Devon Walker (born November 29, 1990) is an American former college football player. He was playing at Tulane University when he was paralyzed from the neck down during a college game following a collision with a teammate. He signed a one-day contract with the New Orleans Saints in May 2014.

==Background==
Walker grew up in the New Orleans suburb of Destrehan and graduated from Destrehan High School. He attended Tulane University in New Orleans, where he graduated in May 2014 with a degree in cell and molecular biology.

==Injury==
Walker was injured on September 8, 2012 during a game against Tulsa when he collided with a Tulane teammate and injured his C4 vertebrae. He was paralyzed from the neck down. He was a senior at Tulane at the time.

==Signing==
In May 2014, the New Orleans Saints signed Walker and invited him to their rookie minicamp.

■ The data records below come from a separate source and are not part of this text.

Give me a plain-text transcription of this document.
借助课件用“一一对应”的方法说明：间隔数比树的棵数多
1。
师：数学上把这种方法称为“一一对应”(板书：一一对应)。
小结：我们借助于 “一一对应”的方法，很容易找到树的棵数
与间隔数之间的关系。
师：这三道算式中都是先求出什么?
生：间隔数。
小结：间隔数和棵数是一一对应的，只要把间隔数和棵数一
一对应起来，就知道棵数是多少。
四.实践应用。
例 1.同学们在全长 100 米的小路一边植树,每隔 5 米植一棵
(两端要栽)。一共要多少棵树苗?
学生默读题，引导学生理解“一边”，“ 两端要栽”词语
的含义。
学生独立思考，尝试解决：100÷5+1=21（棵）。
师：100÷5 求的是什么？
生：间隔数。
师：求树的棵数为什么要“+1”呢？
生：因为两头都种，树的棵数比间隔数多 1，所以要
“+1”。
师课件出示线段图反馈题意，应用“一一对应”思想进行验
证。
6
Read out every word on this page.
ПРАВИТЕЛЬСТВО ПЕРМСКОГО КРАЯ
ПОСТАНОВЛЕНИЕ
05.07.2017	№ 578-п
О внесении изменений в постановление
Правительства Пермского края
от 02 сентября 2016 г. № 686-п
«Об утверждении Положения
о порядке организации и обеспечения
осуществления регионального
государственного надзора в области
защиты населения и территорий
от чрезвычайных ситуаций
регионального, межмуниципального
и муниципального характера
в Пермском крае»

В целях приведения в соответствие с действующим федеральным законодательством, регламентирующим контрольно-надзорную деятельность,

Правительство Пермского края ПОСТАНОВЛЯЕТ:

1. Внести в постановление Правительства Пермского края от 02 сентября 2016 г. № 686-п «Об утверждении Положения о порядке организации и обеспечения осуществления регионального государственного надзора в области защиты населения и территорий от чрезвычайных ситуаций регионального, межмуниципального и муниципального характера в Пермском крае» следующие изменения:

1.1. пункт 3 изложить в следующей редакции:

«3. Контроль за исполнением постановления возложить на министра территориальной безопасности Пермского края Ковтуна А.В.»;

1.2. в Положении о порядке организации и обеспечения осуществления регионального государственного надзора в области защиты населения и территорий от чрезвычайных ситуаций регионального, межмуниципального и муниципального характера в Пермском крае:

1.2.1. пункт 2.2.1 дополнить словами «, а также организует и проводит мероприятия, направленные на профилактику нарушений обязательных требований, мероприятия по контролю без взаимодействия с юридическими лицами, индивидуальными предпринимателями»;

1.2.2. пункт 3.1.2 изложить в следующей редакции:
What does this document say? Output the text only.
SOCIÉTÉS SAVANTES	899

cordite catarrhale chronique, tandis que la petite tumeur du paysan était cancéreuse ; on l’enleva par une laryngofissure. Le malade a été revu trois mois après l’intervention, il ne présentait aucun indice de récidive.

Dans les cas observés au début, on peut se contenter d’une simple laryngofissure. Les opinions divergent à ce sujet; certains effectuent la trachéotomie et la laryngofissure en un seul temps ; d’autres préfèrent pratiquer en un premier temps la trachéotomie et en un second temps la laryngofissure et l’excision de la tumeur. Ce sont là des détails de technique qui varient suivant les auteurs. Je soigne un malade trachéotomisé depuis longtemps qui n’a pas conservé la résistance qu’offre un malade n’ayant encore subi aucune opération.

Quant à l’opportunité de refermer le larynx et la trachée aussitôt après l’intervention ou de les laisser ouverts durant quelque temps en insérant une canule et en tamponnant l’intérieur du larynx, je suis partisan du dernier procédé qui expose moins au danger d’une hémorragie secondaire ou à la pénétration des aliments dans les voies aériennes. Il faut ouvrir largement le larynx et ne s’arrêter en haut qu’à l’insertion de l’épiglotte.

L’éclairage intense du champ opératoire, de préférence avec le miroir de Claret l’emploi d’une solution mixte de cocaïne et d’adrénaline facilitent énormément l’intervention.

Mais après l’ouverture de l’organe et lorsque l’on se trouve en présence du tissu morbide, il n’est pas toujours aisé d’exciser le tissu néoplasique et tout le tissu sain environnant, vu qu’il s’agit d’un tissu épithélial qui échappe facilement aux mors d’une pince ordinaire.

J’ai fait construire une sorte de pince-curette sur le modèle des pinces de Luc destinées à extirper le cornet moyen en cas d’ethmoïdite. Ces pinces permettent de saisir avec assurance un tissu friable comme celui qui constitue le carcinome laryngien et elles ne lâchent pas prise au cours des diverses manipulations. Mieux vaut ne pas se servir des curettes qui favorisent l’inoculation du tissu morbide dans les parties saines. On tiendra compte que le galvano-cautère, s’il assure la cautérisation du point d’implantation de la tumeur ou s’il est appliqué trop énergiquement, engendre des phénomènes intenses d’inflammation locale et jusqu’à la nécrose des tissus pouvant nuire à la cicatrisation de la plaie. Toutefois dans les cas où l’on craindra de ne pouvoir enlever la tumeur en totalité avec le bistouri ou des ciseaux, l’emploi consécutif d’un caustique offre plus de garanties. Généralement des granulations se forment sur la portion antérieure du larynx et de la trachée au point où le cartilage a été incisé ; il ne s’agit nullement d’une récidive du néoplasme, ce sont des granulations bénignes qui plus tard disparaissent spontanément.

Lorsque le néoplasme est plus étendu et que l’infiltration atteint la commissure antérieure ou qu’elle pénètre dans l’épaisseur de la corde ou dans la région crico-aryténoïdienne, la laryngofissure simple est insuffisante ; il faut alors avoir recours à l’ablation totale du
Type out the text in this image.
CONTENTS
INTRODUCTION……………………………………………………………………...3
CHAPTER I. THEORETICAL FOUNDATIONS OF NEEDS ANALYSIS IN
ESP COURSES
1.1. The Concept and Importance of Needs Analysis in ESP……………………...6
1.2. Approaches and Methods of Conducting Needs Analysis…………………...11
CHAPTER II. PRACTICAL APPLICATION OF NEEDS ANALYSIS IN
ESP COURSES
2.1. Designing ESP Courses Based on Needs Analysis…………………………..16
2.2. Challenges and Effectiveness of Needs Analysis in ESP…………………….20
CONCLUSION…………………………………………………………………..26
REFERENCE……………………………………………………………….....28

Walker was signed to a one-day NFL contract as an honorary member of the New Orleans Saints.

Upon his signing, then-Saints head coach Sean Payton said, “He is an outstanding young man, who is not only an inspiration to his coaches and teammates at Tulane, but to all of us. Devon’s character, determination, intelligence and work ethic are everything that we look for in a New Orleans Saint when we sign a player.”